None of the Company, Banks, Valence or any of their respective affiliates is making any representation to any offeree or purchaser of the Nil Paid Rights, Fully Paid Rights, Provision Allotment Letters or New Synthomer Shares in the Rights Issue regarding the legality of an investment by such offeree or purchaser under the laws applicable to such offeree or purchaser.

Capitalised terms not defined in this announcement have the meaning given to them in the Prospectus.

Information to Distributors

Solely for the purposes of the product governance requirements contained within: (a) EU Directive 2014/65/EU on markets in financial instruments, as amended ("MiFID II"); (b) Articles 9 and 10 of Commission Delegated Directive (EU) 2017/593 supplementing MiFID II; and (c) local implementing measures (together, the "MiFID II Product Governance Requirements"), and disclaiming all and any liability, whether arising in tort, contract or otherwise, which any "manufacturer" (for the purposes of the MiFID II Product Governance Requirements) may otherwise have with respect thereto, the Nil Paid Rights, Fully Paid Rights and New Synthomer Shares have been subject to a product approval process, which has determined that each are: (i) compatible with an end target market of retail investors and investors who meet the criteria of professional clients and eligible counterparties, each as defined in MiFID II; and (ii) eligible for distribution through all distribution channels as are permitted by MiFID II (the "Target Market Assessment"). Notwithstanding the Target Market Assessment, Distributors should note that: the price of the Nil Paid Rights, Fully Paid Rights and/or New Synthomer Shares may decline and investors could lose all or part of their investment; the Nil Paid Rights, Fully Paid Rights and New Synthomer Shares offer no guaranteed income and no capital protection; and an investment in the Nil Paid Rights, Fully Paid Rights and/or New Synthomer Shares is compatible only with investors who do not need a guaranteed income or capital protection, who (either alone or in conjunction with an appropriate financial or other adviser) are capable of evaluating the merits and risks of such an investment and who have sufficient resources to be able to bear any losses that may result therefrom. The Target Market Assessment is without prejudice to the requirements of any contractual, legal or regulatory selling restrictions in relation to the Rights Issue. Furthermore, it is noted that, notwithstanding the Target Market Assessment, the Banks will only procure investors who meet the criteria of professional clients and eligible counterparties.

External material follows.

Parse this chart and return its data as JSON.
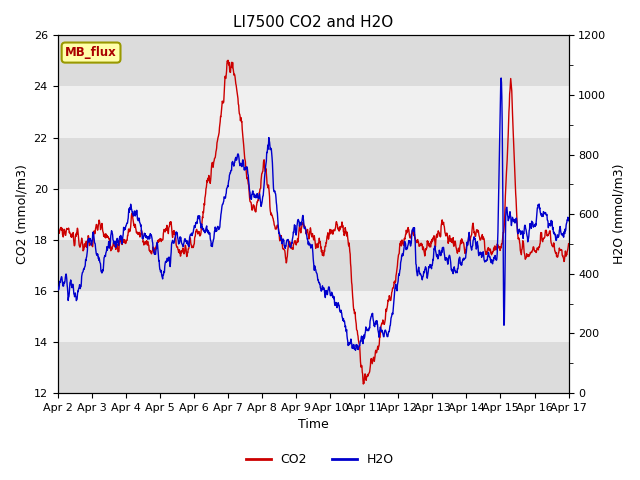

For the avoidance of doubt, the Target Market Assessment does not constitute: (a) an assessment of suitability or appropriateness for the purposes of MiFID II; or (b) a recommendation to any investor or group of investors to invest in, or purchase, or take any other action whatsoever with respect to the Nil Paid Rights, Fully Paid Rights and/or New Synthomer Shares.

Each distributor is responsible for undertaking its own target market assessment in respect of the Nil Paid Rights, Fully Paid Rights and/or New Synthomer Shares and determining appropriate distribution channels.